Name of Assigned Judge Sitting Judge if Other or Magistrate Judge JEFFREY COLE than Assigned Judge
The amended complaint [#30] is stricken pursuant to 28 U.S.C. § 1915A.
O [For further details see text below.] Docketing to mail notices.
The plaintiff, an inmate in the custody of the Cook County Department of Corrections, has brought this pro se civil rights action pursuant to 42 U.S.C. § 1983. The plaintiff claims that the defendant, a jail physician, has violated the plaintiff's constitutional rights (and potentially the Americans with Disabilities Act, 42 U.S.C. § 12101, et seq.), by acting with deliberate indifference to his medical needs. More specifically, the plaintiff alleges that he has been denied a wheelchair prescribed by a physician prior to his incarceration.
The plaintiff has submitted an amended complaint seeking to add Cook County Sheriff Thomas Dart and Cermak Director Avery Hart as defendants. Under 28 U.S.C. § 1915A, the court is required to conduct a prompt threshold review of the amended pleading. Here, accepting the plaintiff's allegations as true, the court finds that the plaintiff has failed to articulate a colorable federal cause of action against the new defendants.
The amended complaint fails to state a tenable cause of action against either Dart or Hart. The plaintiff has alleged no facts suggesting either defendant's direct, personal involvement, as required by J.H. ex rel. Higgin v. Johnson, 346 F.3d 788, 793 (7th Cir. 2003), inter alia. Nor has the plaintiff indicated that the alleged violation of his constitutional rights has occurred at Dart's or Hart's direction or with their knowledge and consent. Id. Section 1983 creates a cause of action based on personal liability and predicated upon fault; thus, "to be liable under § 1983, an individual defendant must have caused or participated in a constitutional deprivation." Pepper v. Village of Oak Park, 430 F.3d 809, 810 (7th Cir. 2005) (citations omitted); see also Ashcroft v. Iqbal, - U.S. -, 129 S. Ct. 1937, 1948 (2009) ("[P]laintiff must plead that each Government-official defendant, through the official's own individual actions, has violated the Constitution").

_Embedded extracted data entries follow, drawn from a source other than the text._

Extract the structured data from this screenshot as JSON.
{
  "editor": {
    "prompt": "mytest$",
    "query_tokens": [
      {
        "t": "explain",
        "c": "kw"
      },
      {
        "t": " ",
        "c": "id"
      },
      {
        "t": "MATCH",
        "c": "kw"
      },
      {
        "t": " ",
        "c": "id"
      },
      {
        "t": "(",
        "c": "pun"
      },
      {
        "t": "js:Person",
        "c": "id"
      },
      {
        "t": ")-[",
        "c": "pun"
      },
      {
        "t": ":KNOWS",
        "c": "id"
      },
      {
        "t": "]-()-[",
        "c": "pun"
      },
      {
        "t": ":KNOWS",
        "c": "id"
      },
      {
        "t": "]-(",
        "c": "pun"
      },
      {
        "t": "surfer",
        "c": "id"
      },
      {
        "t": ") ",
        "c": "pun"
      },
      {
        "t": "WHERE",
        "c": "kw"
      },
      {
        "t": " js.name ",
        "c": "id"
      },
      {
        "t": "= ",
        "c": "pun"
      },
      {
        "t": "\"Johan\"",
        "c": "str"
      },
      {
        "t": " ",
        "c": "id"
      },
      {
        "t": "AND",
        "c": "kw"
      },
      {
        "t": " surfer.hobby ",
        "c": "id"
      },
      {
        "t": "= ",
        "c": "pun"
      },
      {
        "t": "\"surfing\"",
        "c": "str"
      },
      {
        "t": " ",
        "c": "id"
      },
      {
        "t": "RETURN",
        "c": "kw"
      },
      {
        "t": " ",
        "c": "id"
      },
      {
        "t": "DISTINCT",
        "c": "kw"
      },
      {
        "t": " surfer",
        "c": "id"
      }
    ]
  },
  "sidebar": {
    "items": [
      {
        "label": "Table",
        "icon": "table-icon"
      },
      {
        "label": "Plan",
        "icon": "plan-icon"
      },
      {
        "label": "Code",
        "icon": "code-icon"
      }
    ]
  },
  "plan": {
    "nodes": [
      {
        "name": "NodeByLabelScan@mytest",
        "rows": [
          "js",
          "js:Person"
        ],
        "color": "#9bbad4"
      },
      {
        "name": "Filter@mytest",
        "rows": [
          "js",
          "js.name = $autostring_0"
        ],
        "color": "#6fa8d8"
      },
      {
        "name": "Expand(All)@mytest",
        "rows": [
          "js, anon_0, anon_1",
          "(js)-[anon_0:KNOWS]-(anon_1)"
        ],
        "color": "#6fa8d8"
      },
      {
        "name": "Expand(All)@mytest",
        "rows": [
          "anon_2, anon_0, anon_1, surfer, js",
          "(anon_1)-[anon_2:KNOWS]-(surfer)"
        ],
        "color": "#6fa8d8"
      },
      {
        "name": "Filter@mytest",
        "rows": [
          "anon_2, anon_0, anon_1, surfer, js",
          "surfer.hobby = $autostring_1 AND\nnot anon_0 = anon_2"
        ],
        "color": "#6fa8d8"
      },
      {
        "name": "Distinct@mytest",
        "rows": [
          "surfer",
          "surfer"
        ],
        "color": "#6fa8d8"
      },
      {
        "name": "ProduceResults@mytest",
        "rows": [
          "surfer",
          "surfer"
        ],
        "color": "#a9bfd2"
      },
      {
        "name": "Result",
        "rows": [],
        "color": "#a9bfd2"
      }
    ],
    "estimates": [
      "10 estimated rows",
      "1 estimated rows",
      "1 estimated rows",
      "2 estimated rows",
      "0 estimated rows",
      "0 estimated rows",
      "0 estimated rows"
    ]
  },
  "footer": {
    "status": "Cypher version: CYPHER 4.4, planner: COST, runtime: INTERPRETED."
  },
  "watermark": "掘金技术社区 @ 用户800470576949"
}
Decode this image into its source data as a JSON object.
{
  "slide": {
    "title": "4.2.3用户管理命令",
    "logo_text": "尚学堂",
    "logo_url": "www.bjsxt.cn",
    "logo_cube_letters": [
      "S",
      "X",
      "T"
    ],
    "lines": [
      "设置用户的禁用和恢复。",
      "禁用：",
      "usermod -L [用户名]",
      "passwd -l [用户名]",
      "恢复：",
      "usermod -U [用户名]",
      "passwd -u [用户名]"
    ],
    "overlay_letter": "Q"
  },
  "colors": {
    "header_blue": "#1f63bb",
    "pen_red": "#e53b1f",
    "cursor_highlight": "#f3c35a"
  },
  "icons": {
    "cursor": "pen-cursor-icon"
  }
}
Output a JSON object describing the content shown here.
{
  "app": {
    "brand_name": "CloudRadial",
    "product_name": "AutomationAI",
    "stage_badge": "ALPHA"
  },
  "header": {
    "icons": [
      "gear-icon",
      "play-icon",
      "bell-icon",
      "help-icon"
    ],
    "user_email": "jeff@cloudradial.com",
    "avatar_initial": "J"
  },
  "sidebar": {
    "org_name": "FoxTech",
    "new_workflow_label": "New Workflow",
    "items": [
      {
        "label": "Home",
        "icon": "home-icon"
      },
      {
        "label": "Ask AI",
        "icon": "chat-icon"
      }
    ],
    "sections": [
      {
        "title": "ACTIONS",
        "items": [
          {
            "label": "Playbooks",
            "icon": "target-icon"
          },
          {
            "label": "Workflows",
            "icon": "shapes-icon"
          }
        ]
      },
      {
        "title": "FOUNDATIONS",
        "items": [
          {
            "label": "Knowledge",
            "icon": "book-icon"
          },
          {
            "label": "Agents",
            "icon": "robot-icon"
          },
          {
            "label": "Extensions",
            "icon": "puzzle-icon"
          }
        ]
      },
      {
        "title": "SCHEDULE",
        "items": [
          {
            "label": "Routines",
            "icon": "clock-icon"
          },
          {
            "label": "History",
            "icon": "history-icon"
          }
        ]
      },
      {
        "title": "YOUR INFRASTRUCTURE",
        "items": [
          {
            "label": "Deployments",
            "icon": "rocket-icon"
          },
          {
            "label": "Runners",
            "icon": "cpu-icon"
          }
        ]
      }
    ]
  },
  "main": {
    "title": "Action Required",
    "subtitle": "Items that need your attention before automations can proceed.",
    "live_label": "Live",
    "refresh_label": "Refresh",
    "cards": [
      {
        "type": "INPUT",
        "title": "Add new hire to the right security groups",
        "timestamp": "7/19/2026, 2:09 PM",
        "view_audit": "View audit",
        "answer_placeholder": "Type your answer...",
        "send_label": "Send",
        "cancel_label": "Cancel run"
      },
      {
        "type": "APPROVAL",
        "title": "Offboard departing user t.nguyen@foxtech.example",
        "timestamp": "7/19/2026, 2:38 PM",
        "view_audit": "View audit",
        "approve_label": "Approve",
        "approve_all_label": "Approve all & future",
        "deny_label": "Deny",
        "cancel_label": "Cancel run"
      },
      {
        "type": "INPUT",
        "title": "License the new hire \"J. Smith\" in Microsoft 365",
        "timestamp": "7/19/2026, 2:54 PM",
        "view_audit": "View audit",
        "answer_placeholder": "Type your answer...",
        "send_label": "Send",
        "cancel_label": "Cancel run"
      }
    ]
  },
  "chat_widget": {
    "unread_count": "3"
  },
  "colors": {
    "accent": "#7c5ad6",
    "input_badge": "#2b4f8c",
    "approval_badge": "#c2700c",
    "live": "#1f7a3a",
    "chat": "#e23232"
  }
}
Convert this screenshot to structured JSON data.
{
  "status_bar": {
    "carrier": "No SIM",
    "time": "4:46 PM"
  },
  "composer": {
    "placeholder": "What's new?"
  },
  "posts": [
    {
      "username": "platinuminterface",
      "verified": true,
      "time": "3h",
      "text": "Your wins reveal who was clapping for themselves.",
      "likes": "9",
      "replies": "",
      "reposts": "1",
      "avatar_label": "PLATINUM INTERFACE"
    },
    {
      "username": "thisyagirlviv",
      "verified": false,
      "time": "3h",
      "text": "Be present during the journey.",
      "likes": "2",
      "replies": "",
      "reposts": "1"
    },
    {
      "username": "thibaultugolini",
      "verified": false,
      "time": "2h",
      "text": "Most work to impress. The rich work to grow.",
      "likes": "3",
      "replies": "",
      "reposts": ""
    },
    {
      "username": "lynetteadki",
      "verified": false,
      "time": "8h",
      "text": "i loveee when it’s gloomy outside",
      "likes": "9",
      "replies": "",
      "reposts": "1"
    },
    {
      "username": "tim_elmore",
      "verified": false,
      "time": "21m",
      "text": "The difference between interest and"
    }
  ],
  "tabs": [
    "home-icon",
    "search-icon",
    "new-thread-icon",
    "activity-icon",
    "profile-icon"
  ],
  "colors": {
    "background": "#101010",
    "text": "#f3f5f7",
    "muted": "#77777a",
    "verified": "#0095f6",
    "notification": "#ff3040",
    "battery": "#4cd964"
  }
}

The doctrine of respondeat superior (blanket supervisory liability) does not apply to actions filed under 42 U.S.C. § 1983. See, e.g., Kinslow v. Pullara, 538 F.3d 687, 692 (7th Cir. 2008). Section 1983 does not create collective or vicarious responsibility. Id. Supervisors cannot be held liable for the errors of their subordinates. Birch v. Jones, No. 02 C 2094, 2004 WL 2125416, at *6 (N.D. Ill. Sep. 22, 2004) (Manning, J.), citing Pacelli v. DeVito, 972 F.2d 871, 877 (7th Cir. 1992). To be held liable under 42 U.S.C. § 1983, supervisors "must know about the conduct and facilitate it, approve it, condone it, or turn a blind eye for fear of what they might see." T.E. v. Grindle, 599 F.3d 583, 588 (7th Cir. 2010) (quoting Jones v. City of Chicago, 856 F.2d 985, 992 (7th Cir. 1988). In short, some causal connection or affirmative link between the action complained about and the official sued is necessary for § 1983 recovery. Hildebrandt v. Illinois Dept. of Natural Resources, 347 F.3d 1014, 1039 (7th Cir. 2003). Because the plaintiff has failed to state any facts suggesting that Dart and Hart are personally involved in--or even aware of--the alleged circumstances giving rise to this action, the amended complaint is summarily dismissed. The plaintiff may proceed on his original complaint against defendant Khan only.